Purpose of review Allogeneic hematopoietic cell transplantation
(HCT), with associated graft-versus-leukemia effects, remains the best postremission strategy for patients with intermediate or high-risk acute myeloid leukemia
(AML), with a curative potential. Here, we highlight recent advances in allogeneic HCT that broadened access, refined prognostication, and improved outcomes of AML patients undergoing this procedure.

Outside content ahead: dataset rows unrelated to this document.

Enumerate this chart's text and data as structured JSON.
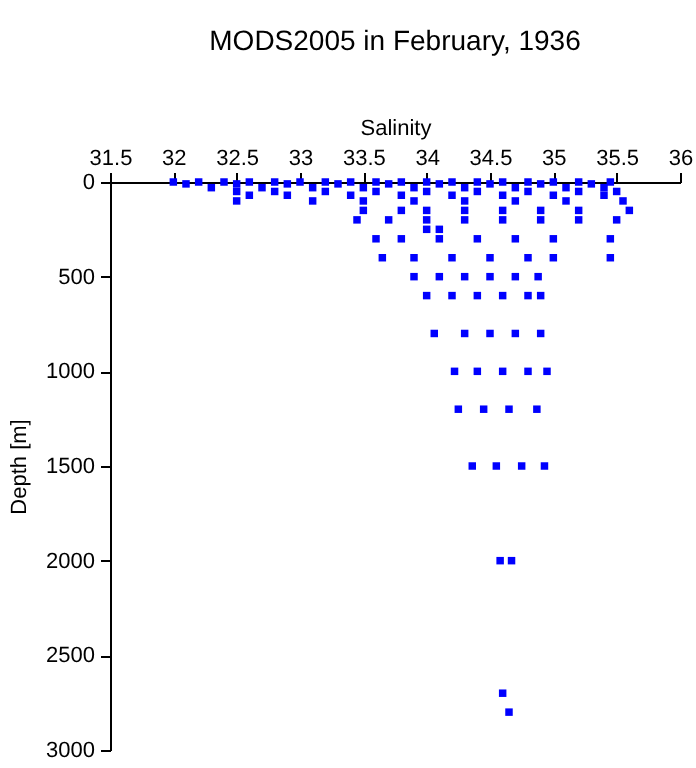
{
  "chart_data": {
    "type": "scatter",
    "title": "MODS2005 in February, 1936",
    "xlabel": "Salinity",
    "ylabel": "Depth [m]",
    "x": [
      32.0,
      32.2,
      32.4,
      32.6,
      32.8,
      33.0,
      33.2,
      33.4,
      33.6,
      33.8,
      34.0,
      34.2,
      34.4,
      34.6,
      34.8,
      35.0,
      35.2,
      35.45,
      32.1,
      32.5,
      32.9,
      33.3,
      33.7,
      34.1,
      34.5,
      34.9,
      35.3,
      32.3,
      32.7,
      33.1,
      33.5,
      33.9,
      34.3,
      34.7,
      35.1,
      35.4,
      32.5,
      32.8,
      33.2,
      33.6,
      34.0,
      34.4,
      34.8,
      35.2,
      35.5,
      32.6,
      32.9,
      33.4,
      33.8,
      34.2,
      34.6,
      35.0,
      35.4,
      32.5,
      33.1,
      33.5,
      33.9,
      34.3,
      34.7,
      35.1,
      35.55,
      33.5,
      33.8,
      34.0,
      34.3,
      34.6,
      34.9,
      35.2,
      35.6,
      33.45,
      33.7,
      34.0,
      34.3,
      34.6,
      34.9,
      35.2,
      35.5,
      34.0,
      34.1,
      33.6,
      33.8,
      34.1,
      34.4,
      34.7,
      35.0,
      35.45,
      33.65,
      33.9,
      34.2,
      34.5,
      34.8,
      35.0,
      35.45,
      33.9,
      34.1,
      34.3,
      34.5,
      34.7,
      34.88,
      34.0,
      34.2,
      34.4,
      34.6,
      34.8,
      34.9,
      34.06,
      34.3,
      34.5,
      34.7,
      34.9,
      34.22,
      34.4,
      34.6,
      34.8,
      34.95,
      34.25,
      34.45,
      34.65,
      34.87,
      34.36,
      34.55,
      34.75,
      34.93,
      34.58,
      34.67,
      34.6,
      34.65
    ],
    "values": [
      0,
      0,
      0,
      0,
      0,
      0,
      0,
      0,
      0,
      0,
      0,
      0,
      0,
      0,
      0,
      0,
      0,
      0,
      10,
      10,
      10,
      10,
      10,
      10,
      10,
      10,
      10,
      30,
      30,
      30,
      30,
      30,
      30,
      30,
      30,
      30,
      50,
      50,
      50,
      50,
      50,
      50,
      50,
      50,
      50,
      70,
      70,
      70,
      70,
      70,
      70,
      70,
      70,
      100,
      100,
      100,
      100,
      100,
      100,
      100,
      100,
      150,
      150,
      150,
      150,
      150,
      150,
      150,
      150,
      200,
      200,
      200,
      200,
      200,
      200,
      200,
      200,
      250,
      250,
      300,
      300,
      300,
      300,
      300,
      300,
      300,
      400,
      400,
      400,
      400,
      400,
      400,
      400,
      500,
      500,
      500,
      500,
      500,
      500,
      600,
      600,
      600,
      600,
      600,
      600,
      800,
      800,
      800,
      800,
      800,
      1000,
      1000,
      1000,
      1000,
      1000,
      1200,
      1200,
      1200,
      1200,
      1500,
      1500,
      1500,
      1500,
      2000,
      2000,
      2700,
      2800
    ],
    "color": "#0000ff",
    "marker": "square",
    "xlim": [
      31.5,
      36
    ],
    "xticks": [
      31.5,
      32,
      32.5,
      33,
      33.5,
      34,
      34.5,
      35,
      35.5,
      36
    ],
    "ylim": [
      3000,
      0
    ],
    "yticks": [
      0,
      500,
      1000,
      1500,
      2000,
      2500,
      3000
    ],
    "grid": false
  }
}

Eligibility for allogeneic HCT continued to expand to AML patients older than 60 years, as well as to patients lacking human leukocyte antigen (HLA)-matched donors with the advent of alternative donor sources, such as umbilical cord blood and HLA-haploidentical transplantation. Molecular profiling of AML has redefined prognostication for patients in specific AML genomic subgroups undergoing allogeneic HCT and has served as a new strategy for measuring minimal residual disease
before and after allogeneic HCT. Using high intensity conditioning regimens has emerged as a potential strategy to reduce risk of relapse and improve overall survival, especially in patients with minimal residual disease
prior to allogeneic HCT.
As access to allogeneic HCT continues to improve, also, with more refined prognostic strategies, the field continues to move to optimize transplantation approaches by decreasing the risk of relapse and minimizing transplant-related complications.